Marty Scarbrough: My guest is Ethel Tompkins, president of the Hoxie: The First Stand board. That’s the name of the museum now open in Hoxie. But there will be a grand opening for this on Saturday, Jan. 24, from 10 a.m. to noon.
Well, I would like to go back and ask you to elaborate on some of the aspects of that story of how Hoxie was integrated. One of which I know that at the time, the school board and the superintendent, their intentions were that they recognized the disparities, didn’t they? And saw this as a way to rectify those. But also it was somewhat of a practical thing for them to integrate the schools, wasn’t it?
Tompkins: Yes. Financially wise, because our little school that we had, they were not able actually, you know, financially wise to keep our equipment, actually our building and equipment up to date. Our building, we had no indoor plumbing, no indoor heating. Our heat was provided by, we had this large stove in the middle of the room that we kept putting in wood and stuff to keep it going to the winter time. Our air conditioning, we just raised the window and hopefully that breeze would come through that.
We had one teacher for all the grades. Also, the material that we had was outdated. We got leftover materials from wherever they could find to send to our school. So the teacher that we had had to invent or write her own material. But she did a very good job, she was very good at keeping us up to date and learning on a higher plane than some of the other schools.

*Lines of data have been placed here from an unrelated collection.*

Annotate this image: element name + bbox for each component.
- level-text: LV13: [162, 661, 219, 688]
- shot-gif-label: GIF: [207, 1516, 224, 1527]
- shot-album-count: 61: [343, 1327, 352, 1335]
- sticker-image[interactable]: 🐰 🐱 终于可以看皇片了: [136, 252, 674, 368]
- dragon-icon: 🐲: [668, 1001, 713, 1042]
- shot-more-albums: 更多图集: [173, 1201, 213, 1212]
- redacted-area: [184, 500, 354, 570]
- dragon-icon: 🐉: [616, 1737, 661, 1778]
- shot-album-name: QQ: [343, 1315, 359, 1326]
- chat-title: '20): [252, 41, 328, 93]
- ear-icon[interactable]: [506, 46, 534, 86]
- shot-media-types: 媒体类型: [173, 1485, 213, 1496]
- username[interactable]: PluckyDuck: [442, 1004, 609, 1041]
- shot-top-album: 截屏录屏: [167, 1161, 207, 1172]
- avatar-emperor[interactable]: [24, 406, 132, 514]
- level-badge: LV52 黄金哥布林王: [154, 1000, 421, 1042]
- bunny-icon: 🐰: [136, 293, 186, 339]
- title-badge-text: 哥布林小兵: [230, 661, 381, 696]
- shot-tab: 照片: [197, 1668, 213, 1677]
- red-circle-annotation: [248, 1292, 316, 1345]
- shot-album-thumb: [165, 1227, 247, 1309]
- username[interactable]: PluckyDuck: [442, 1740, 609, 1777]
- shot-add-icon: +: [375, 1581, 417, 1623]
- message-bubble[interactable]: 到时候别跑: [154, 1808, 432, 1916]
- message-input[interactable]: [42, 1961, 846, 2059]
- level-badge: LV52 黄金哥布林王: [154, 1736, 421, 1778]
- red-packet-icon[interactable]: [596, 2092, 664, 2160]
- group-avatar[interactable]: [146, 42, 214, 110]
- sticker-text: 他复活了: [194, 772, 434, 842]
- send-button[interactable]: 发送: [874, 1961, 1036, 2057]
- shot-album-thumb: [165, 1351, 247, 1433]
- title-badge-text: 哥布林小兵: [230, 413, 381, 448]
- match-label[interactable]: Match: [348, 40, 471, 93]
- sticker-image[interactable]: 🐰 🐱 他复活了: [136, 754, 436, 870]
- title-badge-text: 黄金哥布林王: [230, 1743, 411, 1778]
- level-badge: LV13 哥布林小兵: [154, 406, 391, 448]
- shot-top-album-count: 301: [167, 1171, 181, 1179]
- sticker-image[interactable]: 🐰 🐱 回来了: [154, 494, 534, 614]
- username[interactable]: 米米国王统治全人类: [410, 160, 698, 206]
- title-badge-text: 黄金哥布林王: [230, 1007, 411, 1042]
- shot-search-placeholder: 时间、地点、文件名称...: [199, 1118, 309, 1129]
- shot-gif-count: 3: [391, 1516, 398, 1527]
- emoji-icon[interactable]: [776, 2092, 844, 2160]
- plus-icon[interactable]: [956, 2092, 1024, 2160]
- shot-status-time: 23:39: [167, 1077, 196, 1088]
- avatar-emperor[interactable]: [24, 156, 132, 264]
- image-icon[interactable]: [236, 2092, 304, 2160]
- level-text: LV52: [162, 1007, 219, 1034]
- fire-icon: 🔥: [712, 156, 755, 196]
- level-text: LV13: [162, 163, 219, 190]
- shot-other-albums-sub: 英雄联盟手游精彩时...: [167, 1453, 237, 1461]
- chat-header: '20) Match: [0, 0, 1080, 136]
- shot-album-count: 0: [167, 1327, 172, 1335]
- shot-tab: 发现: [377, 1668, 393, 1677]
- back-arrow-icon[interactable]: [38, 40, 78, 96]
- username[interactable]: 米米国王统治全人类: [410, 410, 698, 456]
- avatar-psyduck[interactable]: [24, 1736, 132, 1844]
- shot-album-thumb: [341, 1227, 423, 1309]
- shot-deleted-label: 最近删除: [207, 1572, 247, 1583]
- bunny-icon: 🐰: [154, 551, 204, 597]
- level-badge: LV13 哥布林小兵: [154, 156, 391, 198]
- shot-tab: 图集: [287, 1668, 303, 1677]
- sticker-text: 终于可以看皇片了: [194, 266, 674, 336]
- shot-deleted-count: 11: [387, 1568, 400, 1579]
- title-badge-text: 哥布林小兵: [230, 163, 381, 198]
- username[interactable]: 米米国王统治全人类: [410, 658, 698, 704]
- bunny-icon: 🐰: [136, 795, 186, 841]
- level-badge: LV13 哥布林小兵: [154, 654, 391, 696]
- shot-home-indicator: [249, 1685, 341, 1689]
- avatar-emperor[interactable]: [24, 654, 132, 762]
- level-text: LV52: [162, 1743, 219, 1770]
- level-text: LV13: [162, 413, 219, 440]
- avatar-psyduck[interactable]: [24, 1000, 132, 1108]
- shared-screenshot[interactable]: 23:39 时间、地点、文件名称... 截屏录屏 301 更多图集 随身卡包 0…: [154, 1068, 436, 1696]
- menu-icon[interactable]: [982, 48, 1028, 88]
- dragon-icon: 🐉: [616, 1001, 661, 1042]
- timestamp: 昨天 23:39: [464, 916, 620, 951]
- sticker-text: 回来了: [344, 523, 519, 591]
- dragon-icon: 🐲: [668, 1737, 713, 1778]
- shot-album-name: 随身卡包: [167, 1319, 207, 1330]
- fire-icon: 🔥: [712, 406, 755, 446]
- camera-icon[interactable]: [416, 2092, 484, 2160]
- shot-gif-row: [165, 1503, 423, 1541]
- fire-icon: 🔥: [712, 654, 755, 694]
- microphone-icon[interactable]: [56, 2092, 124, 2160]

Scarbrough: I want to let our listeners know that you were among those children as part of this integration into the Hoxie schools back in 1955. I know that you were a youngster at the time, but did you have any concept at the time of the significance of what was going on and the conflict that these people from outside of your community were stirring up in Hoxie?
Tompkins: I had no idea. My thought was, as in our neighborhood, all the kids played together and well, on school day, we would go a couple of blocks together, and then they would continue on to the white school and I would veer off and go to my little school. So when my dad got the letters there telling him to send me to the white school this coming Monday, the only thought that I had, along with the other kids, was that we can all walk to school together. We can play together. That was the only thing we had in mind. We did not really, or I did not really think anything of it. To me, it was just a new, exciting adventure.
Moore: That was Ethel Tompkins, president of the board of the new museum in Hoxie that commemorates the integration of the schools. She spoke with Marty Scarbrough with KASU in Jonesboro.